Подлые трусы! Дайте хоть водички попить… Не дают. Ну, ничего! Мы ещё повоюем. Лётчик Маресьев… без ног! Без ног… Без ног…
Очнулся Борис Ильич в кромешной темноте вакуума.
Выражение «не видно ни зги» слабо способствует передаче всей полноты тревожных ощущений, которые он испытал при отсутствии внешних источников света и звука.
– Где я?
– Кто я?
– Я? Борис Ильич! Здесь есть кто-нибудь ещё?
– Нет.
– Руки-ноги? Целы! Но ни пола, ни стен, ни потолка не наблюдаю.
– Что дальше? А дальше, как в том фильме: «Есть не хочу! Пить не хочу…»
– Голова цела? Ох! Да ещё и гладко выбрита! Странно. Люди?! Ау!
Ответа не последовало. Даже от эха.
– Безобразие! Эй вы, звери! Верните Борю на место. Туда, откуда взяли!
Тишина.
И тогда, чтобы хоть немного развеять охвативший каждую клеточку организма животный ужас, он торжественно запел:
– Hаверх вы, товарищи, все по местам! Последний парад наступает. Врагу не сдаётся наш гордый Варяг, пощады никто не желает!
Боря пел долго. Пел разные песни, перевирая мелодии и путая слова. Пел, пока репертуар не подошёл к концу. Потом начал концерт сначала.
Неожиданно что-то щёлкнуло, и зазвучал тихий, но твёрдый, доходчиво-понятный голос. Вернее, даже не голос. Понятия проникали в мозг сами собой, минуя органы слуха и иные отверстия организма. Как тогда…

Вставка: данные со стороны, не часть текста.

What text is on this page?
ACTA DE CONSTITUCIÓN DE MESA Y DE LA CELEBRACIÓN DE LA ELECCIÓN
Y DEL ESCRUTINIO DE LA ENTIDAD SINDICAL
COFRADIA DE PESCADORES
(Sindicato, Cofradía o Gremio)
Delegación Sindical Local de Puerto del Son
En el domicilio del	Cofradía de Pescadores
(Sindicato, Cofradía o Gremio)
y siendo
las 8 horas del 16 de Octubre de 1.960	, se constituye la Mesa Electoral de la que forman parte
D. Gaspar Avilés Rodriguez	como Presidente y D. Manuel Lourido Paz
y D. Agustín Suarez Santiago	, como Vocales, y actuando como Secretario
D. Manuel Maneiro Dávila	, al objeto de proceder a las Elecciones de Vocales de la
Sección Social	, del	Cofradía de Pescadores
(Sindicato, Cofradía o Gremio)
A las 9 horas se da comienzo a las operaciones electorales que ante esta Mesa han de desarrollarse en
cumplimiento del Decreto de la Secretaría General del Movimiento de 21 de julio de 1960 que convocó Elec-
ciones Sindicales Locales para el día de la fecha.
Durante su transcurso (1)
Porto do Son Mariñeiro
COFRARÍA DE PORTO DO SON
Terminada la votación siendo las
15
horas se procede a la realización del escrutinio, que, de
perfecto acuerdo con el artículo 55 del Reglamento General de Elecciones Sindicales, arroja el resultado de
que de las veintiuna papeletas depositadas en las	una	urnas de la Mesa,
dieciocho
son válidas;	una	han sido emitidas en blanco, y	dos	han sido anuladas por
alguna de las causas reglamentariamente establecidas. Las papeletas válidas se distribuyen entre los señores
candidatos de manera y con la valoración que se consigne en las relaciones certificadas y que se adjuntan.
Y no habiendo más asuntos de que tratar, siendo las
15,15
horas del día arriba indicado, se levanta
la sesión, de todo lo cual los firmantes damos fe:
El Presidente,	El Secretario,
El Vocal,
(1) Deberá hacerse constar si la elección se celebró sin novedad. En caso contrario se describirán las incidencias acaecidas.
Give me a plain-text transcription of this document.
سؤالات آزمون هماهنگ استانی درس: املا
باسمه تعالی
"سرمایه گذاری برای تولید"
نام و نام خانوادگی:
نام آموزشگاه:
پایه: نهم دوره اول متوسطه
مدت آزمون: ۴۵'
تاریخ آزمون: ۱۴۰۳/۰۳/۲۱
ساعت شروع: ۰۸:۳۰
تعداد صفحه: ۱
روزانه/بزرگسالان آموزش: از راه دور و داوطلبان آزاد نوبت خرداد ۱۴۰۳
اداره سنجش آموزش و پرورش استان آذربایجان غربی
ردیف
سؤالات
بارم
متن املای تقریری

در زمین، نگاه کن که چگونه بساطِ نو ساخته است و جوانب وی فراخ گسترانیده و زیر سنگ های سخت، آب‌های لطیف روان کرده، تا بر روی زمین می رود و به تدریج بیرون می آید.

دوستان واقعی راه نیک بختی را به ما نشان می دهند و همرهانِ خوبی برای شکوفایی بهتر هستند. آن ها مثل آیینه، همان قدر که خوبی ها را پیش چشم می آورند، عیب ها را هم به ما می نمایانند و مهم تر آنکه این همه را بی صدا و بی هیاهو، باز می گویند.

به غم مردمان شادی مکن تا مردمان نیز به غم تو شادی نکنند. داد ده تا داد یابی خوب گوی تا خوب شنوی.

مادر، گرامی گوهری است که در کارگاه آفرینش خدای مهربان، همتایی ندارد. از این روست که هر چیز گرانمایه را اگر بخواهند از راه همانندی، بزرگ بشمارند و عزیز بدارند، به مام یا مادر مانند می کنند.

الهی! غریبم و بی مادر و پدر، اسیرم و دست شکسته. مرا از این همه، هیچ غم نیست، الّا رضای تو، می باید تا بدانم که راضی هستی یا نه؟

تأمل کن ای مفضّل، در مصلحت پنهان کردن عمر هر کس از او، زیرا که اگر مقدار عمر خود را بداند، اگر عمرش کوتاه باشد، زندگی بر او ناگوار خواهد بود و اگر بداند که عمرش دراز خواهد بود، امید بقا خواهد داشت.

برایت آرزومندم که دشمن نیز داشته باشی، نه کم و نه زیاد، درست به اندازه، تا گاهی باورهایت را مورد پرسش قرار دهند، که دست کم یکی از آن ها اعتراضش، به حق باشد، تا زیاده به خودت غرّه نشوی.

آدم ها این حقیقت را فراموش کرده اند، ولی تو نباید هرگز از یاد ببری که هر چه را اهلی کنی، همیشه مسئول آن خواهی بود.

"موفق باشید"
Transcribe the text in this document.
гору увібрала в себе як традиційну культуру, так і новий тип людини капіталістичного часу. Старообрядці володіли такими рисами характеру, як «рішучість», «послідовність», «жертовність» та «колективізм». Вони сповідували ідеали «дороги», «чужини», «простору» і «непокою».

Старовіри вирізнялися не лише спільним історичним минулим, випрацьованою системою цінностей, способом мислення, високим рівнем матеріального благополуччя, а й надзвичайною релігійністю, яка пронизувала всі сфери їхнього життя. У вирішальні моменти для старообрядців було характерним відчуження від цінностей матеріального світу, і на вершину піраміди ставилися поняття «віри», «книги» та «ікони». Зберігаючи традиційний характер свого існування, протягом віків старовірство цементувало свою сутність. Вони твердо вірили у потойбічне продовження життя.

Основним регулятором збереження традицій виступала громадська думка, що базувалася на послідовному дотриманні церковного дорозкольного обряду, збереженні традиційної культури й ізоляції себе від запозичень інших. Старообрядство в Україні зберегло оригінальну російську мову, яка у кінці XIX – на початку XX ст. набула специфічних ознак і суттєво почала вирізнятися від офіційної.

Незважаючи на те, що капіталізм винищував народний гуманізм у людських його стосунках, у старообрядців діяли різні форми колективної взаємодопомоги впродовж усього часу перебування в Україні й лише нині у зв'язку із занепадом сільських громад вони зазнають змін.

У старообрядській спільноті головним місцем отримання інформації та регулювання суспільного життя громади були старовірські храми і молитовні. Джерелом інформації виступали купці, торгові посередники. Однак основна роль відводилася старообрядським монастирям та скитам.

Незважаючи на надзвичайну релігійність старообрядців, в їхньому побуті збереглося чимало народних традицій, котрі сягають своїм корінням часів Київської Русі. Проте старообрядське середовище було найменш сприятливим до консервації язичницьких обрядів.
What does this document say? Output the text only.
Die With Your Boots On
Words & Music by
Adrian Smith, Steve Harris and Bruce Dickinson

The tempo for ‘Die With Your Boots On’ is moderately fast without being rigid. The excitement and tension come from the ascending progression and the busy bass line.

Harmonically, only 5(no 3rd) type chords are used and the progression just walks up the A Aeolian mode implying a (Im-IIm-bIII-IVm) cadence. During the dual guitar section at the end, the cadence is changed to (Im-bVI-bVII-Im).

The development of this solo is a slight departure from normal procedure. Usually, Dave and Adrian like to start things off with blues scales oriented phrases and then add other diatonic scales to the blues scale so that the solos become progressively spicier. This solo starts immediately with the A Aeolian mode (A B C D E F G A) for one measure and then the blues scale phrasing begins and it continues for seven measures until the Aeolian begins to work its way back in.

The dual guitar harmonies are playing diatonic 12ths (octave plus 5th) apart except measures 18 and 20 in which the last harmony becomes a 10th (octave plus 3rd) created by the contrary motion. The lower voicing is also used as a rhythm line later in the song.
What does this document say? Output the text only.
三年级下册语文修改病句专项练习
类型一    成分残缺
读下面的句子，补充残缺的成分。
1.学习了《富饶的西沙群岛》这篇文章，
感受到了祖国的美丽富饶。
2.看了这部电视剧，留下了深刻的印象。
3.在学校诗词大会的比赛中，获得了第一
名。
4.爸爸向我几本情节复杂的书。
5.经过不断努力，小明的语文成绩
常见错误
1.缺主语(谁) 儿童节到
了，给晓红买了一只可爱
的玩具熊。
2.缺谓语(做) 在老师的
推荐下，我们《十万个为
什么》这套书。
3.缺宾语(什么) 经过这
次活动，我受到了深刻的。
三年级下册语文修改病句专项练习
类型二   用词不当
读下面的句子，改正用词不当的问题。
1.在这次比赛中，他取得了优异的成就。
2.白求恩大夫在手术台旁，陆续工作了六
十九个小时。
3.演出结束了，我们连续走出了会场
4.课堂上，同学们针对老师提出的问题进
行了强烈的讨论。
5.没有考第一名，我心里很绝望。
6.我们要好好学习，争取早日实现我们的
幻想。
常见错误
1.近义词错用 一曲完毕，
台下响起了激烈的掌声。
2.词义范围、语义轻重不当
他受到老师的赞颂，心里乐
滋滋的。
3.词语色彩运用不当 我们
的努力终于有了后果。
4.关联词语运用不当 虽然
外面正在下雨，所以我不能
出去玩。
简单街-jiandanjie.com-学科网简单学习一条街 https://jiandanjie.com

– В соответствии с решением межзвёздного суда, Вы, как злостный не поддающийся исправлению нарушитель порядка, отправляетесь к истокам сущего в созвездие Гончих Псов. И пускай Ваши деяния определят Вашу дальнейшую судьбу.
– Нет! Это бред какой-то. Вы знаете, кто я?! Да со мной сам губернатор за руку здоровается! Бред. Нет. Я сплю. Вот сейчас проснусь. И… всех уволю!
Борис Ильич что было сил сомкнул веки и, собрав волю в ресницы, резко распахнул их в надежде на пробуждение…
Чуда не случилось. «Щелкунчик» снова заработал. Он распахнул пред взором осуждённого бескрайнее пространство: с одной стороны – поражающая воображение своими размерами и красотой звёздная бездна, огни которой поблёскивали в тёмно-фиолетовом мареве, точно далёкие спасительные фонарики, указывающие путь заблудившемуся в ледяном поле путнику. Миллиарды радостно зовущих надежд. С другой – бескрайняя пустота ночи.
А в центре этого ужасающего великолепия – маленькая тлеющая точка.
Борис Ильич не сразу сообразил, что эта тлеющая точка и есть он сам. Собственной персоной. Ибо тела – не было.
– Ух, ты! А ведь я – шар, – пришло осознание, – с одной стороны шар светлый, с другой – тёмный.
– Колобок, ёж твою! Красава! Был бы орган…, я, пожалуй, уписался бы от ужаса, не сходя с этого места.
– Ничего! Ничего! Сейчас всё наладится. Сейчас сообразим. И обязательное – селфи. Куда ж без него? Как водится. Для дорогого и любимого…
Неожиданно со стороны ночи, из черноты, вынырнули мутные тени, очертаниями напоминающие собак и кошек.